Most AI-powered features aren't training models. They're calling APIs, processing responses, handling failures, and serving results to users who expect sub-second latency. This is I/O-bound, concurrency-heavy, failure-prone work — exactly the domain where Elixir has spent the last decade proving itself.

The BEAM Was Built for This

The BEAM virtual machine was designed for telecom switches — systems that process millions of concurrent operations, never go down, and recover gracefully from failures.beam-telecom-origin Those constraints map onto LLM workloads more directly than you'd expect.

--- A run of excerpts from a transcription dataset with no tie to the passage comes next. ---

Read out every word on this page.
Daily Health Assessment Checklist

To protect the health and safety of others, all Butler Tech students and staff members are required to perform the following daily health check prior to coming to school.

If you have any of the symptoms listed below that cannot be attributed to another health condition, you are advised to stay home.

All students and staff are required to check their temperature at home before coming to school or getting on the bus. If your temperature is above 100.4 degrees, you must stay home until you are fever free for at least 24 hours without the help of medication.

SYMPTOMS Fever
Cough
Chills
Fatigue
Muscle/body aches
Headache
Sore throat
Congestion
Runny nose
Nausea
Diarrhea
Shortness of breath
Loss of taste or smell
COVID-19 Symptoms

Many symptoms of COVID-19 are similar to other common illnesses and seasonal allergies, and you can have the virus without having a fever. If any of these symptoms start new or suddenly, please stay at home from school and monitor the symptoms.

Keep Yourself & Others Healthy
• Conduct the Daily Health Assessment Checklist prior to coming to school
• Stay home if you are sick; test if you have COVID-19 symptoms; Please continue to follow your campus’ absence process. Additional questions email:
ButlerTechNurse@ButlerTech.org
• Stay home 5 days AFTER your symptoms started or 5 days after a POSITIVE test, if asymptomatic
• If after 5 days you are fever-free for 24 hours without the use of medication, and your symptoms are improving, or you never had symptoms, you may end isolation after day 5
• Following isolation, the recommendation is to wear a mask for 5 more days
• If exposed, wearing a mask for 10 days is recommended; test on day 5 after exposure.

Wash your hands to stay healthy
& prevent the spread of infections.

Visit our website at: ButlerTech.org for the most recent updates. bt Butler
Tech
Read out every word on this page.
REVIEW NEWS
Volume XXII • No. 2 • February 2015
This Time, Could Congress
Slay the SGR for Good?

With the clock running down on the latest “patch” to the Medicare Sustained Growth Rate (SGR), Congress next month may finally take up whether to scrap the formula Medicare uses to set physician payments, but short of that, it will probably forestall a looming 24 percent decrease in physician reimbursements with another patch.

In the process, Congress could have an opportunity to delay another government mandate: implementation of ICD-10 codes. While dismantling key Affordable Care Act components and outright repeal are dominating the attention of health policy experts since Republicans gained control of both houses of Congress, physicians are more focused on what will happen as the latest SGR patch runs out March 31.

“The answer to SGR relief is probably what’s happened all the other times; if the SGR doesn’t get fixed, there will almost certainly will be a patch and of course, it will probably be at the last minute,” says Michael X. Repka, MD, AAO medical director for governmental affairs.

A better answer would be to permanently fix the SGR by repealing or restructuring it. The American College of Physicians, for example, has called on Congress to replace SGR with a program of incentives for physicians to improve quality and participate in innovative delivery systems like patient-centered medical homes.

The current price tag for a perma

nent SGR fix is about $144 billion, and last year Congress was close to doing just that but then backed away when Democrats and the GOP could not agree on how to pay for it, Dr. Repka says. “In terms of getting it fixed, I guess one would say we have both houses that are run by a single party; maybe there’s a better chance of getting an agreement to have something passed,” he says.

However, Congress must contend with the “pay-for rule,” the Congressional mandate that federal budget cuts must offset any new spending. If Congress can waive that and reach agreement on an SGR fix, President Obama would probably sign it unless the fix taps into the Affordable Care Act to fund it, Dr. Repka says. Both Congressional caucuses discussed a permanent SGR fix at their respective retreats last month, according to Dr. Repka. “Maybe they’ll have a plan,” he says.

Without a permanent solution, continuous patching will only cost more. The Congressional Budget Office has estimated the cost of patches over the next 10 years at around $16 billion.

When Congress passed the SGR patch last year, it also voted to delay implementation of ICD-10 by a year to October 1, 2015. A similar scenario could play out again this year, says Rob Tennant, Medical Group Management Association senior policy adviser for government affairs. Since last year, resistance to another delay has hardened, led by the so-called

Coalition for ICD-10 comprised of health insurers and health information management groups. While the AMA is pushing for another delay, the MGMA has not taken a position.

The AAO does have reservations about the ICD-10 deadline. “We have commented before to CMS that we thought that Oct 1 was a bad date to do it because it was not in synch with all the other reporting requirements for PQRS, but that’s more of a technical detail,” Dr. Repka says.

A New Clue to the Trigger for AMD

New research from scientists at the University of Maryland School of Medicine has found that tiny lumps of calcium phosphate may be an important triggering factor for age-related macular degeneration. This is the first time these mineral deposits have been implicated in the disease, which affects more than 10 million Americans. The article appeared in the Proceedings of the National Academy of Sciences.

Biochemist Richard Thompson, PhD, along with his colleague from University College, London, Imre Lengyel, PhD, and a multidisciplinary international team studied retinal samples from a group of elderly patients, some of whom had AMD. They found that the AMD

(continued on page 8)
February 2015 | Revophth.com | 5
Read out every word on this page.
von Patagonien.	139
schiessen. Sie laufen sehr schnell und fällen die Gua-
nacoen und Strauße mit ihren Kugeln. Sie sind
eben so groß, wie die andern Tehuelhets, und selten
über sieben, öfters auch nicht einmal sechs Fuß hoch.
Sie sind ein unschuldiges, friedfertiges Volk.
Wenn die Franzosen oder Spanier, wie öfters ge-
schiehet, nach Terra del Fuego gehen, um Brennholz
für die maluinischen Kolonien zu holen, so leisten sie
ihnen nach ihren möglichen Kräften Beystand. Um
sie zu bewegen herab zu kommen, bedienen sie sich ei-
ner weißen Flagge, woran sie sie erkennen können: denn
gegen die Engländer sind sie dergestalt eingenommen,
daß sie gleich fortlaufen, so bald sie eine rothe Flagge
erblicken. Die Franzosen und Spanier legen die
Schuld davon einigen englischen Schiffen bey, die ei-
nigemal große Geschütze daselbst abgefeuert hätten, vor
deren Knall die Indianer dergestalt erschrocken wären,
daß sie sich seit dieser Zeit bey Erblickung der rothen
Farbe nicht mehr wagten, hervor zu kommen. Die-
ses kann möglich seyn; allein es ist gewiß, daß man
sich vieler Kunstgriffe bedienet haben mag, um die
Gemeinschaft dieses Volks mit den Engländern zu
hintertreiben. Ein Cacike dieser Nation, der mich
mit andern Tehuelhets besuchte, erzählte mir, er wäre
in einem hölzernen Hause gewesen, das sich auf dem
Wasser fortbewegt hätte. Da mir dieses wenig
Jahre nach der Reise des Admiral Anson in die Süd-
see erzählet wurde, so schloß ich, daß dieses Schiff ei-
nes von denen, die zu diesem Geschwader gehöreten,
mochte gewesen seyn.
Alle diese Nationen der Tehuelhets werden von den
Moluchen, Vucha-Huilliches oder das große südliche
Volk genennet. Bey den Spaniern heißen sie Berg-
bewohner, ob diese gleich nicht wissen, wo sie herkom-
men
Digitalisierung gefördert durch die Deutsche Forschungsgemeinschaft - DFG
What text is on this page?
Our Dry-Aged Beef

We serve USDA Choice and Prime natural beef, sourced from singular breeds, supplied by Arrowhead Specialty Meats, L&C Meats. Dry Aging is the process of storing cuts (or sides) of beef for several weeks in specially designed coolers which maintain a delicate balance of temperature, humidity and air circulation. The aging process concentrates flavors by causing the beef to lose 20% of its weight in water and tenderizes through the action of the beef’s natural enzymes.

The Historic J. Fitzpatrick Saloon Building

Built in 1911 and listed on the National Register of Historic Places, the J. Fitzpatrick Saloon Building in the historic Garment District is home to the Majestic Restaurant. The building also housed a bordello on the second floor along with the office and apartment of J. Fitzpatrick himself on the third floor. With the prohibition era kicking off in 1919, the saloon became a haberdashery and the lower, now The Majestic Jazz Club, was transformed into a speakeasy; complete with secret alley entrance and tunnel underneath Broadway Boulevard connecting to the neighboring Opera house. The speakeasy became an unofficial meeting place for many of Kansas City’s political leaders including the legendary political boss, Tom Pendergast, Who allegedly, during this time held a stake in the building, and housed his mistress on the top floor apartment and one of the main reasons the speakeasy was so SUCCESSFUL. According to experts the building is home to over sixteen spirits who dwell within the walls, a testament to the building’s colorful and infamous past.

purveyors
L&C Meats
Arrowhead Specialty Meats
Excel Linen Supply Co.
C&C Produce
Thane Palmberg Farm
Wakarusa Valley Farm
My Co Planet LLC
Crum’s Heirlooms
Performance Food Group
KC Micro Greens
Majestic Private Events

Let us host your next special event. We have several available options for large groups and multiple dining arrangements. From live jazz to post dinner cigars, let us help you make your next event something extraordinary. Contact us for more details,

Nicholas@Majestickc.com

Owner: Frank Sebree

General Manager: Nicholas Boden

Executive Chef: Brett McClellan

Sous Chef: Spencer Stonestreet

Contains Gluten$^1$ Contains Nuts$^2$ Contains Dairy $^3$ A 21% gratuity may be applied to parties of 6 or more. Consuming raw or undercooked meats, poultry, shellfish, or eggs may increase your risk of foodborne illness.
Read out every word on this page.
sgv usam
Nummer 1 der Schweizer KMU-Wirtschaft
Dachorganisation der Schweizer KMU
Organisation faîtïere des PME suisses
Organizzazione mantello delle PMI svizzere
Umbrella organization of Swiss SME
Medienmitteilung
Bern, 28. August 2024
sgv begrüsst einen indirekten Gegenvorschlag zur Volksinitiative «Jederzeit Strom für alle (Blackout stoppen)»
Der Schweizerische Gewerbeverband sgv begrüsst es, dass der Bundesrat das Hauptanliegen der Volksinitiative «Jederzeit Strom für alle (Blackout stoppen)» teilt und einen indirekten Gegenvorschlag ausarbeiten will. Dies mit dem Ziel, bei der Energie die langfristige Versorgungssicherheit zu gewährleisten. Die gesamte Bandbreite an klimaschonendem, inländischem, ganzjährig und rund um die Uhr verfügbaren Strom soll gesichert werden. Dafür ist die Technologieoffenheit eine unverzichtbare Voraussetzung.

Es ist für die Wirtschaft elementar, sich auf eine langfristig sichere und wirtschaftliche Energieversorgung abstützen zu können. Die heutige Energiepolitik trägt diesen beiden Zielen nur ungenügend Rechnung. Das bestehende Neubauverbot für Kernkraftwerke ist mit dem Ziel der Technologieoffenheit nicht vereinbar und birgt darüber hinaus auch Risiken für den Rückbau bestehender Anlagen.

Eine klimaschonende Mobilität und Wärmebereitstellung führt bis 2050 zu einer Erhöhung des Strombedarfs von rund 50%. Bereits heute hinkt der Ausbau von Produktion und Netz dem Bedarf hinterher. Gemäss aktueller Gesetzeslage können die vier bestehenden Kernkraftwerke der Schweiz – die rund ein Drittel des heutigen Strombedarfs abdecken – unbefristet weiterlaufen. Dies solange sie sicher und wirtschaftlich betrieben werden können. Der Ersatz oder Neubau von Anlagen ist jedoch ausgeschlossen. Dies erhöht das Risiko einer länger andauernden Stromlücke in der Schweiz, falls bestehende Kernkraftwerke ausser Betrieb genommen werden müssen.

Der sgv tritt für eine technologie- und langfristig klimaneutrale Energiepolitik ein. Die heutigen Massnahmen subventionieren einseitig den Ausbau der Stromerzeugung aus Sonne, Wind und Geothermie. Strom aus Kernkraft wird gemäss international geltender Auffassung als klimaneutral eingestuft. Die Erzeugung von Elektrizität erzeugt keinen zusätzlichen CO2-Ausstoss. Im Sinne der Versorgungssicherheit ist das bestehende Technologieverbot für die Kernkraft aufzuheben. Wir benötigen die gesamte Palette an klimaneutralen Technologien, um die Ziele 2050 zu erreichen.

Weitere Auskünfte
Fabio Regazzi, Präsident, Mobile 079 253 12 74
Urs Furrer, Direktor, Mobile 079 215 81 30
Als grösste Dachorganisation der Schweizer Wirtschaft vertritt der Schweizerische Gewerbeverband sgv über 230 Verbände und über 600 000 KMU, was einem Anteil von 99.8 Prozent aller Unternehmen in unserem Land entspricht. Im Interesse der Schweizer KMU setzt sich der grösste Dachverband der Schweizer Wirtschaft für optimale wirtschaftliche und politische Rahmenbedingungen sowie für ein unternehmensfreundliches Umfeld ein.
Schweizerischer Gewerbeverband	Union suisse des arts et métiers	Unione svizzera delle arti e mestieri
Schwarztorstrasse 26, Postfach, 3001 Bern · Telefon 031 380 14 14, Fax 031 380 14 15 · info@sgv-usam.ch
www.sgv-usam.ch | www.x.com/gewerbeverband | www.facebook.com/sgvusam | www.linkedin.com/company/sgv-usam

Concurrency without complexity. When you call an LLM API, you wait. OpenAI's GPT-4 might take 2-10 seconds to respond; in a thread-per-request model, that's catastrophic. Your server threads block, throughput craters, requests start dropping. Elixir handles this differently. Spawn 10,000 concurrent LLM requests and your system barely notices; each request runs in its own process, waiting on I/O without consuming meaningful resources.beam-process-cost

Fault tolerance baked in. LLM APIs fail. They timeout. They return malformed responses. They rate-limit you without warning. In most languages you handle this with try-catch blocks and retry logic scattered through your codebase — hope-based engineering. In Elixir, supervision trees encode your recovery strategy explicitly. A failed API call crashes its process; the supervisor restarts it; the rest of your system continues unaffected.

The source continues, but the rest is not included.